TOM RUSSELL –
BORDERLAND
Il
confine tra Stati Uniti e Messico è uno dei luoghi geografici più raccontati
nell'ambito della cultura musicale americana ed il suo attraversamento,
nell'uno o nell'altro senso, da sempre è metafora di catarsi e di libertà, di
fuga dalla giustizia che ti insegue o dall'ingiustizia della vita, dalla fame
che ti perseguita o dall'inutile ricerca di una fama che non ne vuole sapere di
arrivare.
Per
questo motivo sarebbe un errore considerare il confine raccontato da Tom
Russell in Borderland soltanto una
banale, per quanto articolata, linea disegnata su una carta geografica. E'
anche questo, ovviamente, ma c'è dell'altro: se il fiume - The River - di Bruce Springsteen era metafora dello
scorrere della vita, il confine di Tom Russell è metafora delle mille
invisibili barriere contro le quali
andiamo quotidianamente a sbattere il muso, dei mille passaggi che un
uomo è costretto ad attraversare o con i quali, comunque, deve inevitabilmente
fare i conti e, infine, delle differenze tra uomo e donna.
“Now
I'm thinking about my baby and the borderline 'tween a woman and a man” canta
infatti Tom nell'iniziale Touch Of Evil, una ballata nella quale le chitarre
acustiche di Andrew Hardin e di Gurf Morlix (che è anche produttore del disco)
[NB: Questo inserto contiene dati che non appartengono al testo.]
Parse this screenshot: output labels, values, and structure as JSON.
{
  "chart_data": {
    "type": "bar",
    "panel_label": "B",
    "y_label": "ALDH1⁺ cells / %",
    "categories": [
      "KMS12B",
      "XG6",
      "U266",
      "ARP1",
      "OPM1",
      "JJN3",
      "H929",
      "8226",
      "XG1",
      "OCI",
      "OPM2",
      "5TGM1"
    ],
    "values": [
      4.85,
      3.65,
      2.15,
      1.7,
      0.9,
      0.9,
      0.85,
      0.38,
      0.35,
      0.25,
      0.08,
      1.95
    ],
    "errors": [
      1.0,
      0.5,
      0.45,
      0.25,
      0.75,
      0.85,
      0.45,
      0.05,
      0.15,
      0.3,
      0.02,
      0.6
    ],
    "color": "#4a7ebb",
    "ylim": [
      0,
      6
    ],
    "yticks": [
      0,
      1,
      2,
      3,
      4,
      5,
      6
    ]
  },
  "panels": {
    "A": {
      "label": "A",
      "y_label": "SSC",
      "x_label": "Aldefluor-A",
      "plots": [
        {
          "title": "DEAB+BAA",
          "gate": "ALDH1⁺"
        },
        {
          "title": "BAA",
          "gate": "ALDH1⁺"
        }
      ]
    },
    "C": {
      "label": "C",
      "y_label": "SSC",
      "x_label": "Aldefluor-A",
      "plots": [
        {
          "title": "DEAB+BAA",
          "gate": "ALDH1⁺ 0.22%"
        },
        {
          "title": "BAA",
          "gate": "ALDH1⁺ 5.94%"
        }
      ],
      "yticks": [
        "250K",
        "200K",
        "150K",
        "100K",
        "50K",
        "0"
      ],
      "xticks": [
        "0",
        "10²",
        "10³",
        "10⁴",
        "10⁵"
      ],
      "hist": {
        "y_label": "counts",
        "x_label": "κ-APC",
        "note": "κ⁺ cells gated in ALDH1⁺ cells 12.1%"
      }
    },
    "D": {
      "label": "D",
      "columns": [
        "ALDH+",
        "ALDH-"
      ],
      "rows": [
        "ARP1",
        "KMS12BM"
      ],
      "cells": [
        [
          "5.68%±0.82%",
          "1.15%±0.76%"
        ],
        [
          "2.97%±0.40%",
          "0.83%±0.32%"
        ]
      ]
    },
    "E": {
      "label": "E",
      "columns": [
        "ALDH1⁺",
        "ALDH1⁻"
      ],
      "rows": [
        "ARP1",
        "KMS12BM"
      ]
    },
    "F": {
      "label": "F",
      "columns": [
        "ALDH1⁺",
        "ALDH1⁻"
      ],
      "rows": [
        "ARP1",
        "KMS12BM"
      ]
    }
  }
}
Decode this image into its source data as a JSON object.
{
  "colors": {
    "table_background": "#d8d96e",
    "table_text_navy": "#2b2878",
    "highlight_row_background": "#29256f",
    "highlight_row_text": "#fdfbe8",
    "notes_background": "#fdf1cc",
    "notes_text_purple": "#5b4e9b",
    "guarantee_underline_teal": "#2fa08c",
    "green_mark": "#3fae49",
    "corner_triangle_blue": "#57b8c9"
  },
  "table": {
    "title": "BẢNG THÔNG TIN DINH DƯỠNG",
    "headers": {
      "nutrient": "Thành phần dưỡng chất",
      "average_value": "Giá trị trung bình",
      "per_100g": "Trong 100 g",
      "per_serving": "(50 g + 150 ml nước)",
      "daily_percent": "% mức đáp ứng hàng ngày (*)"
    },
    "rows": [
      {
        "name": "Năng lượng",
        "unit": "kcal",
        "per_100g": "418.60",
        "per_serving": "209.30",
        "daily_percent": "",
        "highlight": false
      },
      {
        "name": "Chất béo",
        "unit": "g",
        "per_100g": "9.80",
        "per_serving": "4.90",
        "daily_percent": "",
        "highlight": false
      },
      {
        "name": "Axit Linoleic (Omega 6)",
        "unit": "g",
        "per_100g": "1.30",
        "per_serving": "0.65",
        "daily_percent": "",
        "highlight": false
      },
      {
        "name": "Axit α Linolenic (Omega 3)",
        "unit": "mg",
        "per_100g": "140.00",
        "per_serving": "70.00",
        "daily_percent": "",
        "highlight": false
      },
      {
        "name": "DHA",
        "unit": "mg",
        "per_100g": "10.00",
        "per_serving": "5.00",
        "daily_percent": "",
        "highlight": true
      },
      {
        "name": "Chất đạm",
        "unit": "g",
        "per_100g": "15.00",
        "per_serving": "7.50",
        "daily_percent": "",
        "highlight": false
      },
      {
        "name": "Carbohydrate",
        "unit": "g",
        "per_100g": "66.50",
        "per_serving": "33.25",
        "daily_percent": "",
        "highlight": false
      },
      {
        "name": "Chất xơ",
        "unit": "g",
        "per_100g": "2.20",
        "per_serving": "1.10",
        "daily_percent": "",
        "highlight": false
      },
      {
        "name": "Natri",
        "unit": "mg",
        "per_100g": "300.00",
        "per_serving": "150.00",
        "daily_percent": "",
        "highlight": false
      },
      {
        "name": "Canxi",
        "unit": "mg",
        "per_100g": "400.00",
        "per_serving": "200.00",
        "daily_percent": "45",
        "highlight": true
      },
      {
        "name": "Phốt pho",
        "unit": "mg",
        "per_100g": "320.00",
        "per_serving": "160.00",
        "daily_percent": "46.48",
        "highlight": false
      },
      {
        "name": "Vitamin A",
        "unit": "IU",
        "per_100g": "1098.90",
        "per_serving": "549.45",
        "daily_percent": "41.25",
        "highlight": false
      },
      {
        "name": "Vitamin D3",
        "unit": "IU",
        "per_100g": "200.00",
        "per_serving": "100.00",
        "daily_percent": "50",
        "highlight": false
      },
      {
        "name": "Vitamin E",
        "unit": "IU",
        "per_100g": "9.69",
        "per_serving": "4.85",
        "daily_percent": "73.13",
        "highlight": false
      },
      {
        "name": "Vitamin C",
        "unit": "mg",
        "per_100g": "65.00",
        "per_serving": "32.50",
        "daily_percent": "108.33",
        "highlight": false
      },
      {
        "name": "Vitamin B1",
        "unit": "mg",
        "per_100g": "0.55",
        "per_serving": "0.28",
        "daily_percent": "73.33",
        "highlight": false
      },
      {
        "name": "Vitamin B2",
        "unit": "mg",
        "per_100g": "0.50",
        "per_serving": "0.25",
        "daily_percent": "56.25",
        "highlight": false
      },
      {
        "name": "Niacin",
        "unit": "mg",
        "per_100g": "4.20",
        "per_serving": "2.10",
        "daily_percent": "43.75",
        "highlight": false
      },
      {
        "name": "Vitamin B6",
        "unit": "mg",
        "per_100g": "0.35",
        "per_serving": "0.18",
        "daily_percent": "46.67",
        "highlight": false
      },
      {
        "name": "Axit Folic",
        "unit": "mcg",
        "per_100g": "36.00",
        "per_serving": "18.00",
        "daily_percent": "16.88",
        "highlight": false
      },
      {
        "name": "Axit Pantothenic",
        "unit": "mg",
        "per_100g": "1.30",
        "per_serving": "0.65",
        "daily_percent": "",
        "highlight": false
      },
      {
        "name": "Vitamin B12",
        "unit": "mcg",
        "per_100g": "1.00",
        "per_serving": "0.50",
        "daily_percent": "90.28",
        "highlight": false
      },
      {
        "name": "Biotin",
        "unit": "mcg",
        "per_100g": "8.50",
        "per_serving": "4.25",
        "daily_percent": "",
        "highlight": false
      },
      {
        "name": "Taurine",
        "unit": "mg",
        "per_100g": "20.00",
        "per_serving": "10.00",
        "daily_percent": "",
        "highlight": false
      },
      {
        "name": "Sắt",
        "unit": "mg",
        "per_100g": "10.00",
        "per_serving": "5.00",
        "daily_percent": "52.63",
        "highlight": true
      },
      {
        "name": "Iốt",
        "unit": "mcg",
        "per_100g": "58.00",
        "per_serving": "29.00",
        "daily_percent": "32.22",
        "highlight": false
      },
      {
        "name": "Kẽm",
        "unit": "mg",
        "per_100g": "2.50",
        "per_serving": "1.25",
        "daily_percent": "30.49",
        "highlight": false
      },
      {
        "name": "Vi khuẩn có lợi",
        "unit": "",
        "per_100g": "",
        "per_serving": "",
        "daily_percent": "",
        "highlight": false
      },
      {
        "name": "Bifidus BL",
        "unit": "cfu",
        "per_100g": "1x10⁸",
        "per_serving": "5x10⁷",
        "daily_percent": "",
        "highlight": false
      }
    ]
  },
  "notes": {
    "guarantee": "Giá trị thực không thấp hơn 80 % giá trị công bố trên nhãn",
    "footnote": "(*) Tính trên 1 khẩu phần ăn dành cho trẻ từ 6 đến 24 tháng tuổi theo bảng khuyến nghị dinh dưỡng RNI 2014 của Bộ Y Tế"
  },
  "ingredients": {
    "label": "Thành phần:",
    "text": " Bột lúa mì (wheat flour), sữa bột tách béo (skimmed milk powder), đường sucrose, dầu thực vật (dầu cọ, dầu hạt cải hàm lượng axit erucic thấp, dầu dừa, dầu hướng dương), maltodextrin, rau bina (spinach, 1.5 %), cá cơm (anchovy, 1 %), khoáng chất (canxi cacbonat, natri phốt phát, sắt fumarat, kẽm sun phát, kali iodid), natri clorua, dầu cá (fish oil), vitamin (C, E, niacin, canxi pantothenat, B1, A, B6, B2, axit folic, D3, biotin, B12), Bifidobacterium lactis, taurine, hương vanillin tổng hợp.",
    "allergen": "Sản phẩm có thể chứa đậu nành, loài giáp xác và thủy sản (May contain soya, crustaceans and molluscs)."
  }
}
vengono impreziosite dall'accordion dell'immenso Joel Guzman e dalle trombe mariachi di Oliver
Steck. Il confine che separa un uomo da una donna, dunque. Nessun filo spinato
a graffiarci, nessun alto muro da scavalcare, nessun fiume da attraversare,
verrebbe da dire. Ed invece ci si graffia, si fatica, si annega ugualmente:
“Oh, someone rolled the credits on, twenty years of love turned dark and raw. Not a technicolor love film, it's a
brutal document, its film noir”.
Le
molteplici letture a cui si presta il concetto di confine, come dicevo,
rappresentano il reale filo conduttore
del disco, così in Down The Rio Grande, una dolente ballata scritta a quattro
mani insieme a Dave Alvin, il confine fisico, quel Rio Grande che per buona
parte segna la frontiera tra i due Stati, rappresenta la porta attraverso cui
una Lei abbandona un Lui (“She always said she'd go someday, she never said how
far. Down The Rio Grande...”), mentre in “Where The Dream Begins”, altra
ballata acustica, è semplicemente il momento nel quale le delusioni della vita
hanno preso il posto dei sogni fatti da bambino (“What happened to the kid in
the baseball cap? He's trying to get home but I think he's lost
the map).
Ed
ancora, mentre in The Hills of Old
Juarez, solida ballata elettrica che racconta la storia di un corriere di
cocaina, il confine che si intende
raccontare è quello, spesso sottile, tra il bene ed il male, in When Sinatra
Played Juarez viene posto l'accento sul malinconico ricordo dei tempi migliori
di Juarez, con il concerto di Sinatra a fare da spartiacque tra quell'età
dell'oro ed un grigio presente: “Those were truly golden years my Uncle Tommy
said, but everything’s gone straight to Hell since Sinatra played Juarez”.
Se
questi sono i brani più rappresentativi di una visione metaforica del confine,
tutto il lavoro ne è comunque pregno. E' un mondo in chiaroscuro quello
raccontato da Russell, una terra nella quale un treno può essere considerato un
malinconico rumore, come in The Santa Fe At Midnight, oppure il mezzo per fuggire da qualcosa (The
Next Thing Smokin', bellissimo titolo), una terra di mezzo nella quale il sole
può scottare e la neve uccidere (la bellissima California Snow, altro brano scritto
insieme all'amico Dave Alvin).
Sul
versante musicale Borderland è un disco eccezionalmente ispirato, composto da
ballate nelle quali le chitarre di
Hardin, di Morlix e dello stesso Russell si intrecciano a formare un morbido
tappeto su cui l'accordion di Guzman si posa struggente, da spoken songs che
inaspettatamente sfociano, come nel caso di What Work Is, in potenti esplosioni
e da ariosi brani elettrici puntellati dall'hammond di Ian McLagan, come in Let
It Go e nella conclusiva The Road It Gives, The Road It Takes Away.
Un
disco, in definitiva, assolutamente fondamentale per chiunque voglia capire il
cosiddetto movimento Americana e per il quale, almeno per quanto mi riguarda,
non è fuori luogo parlare di capolavoro.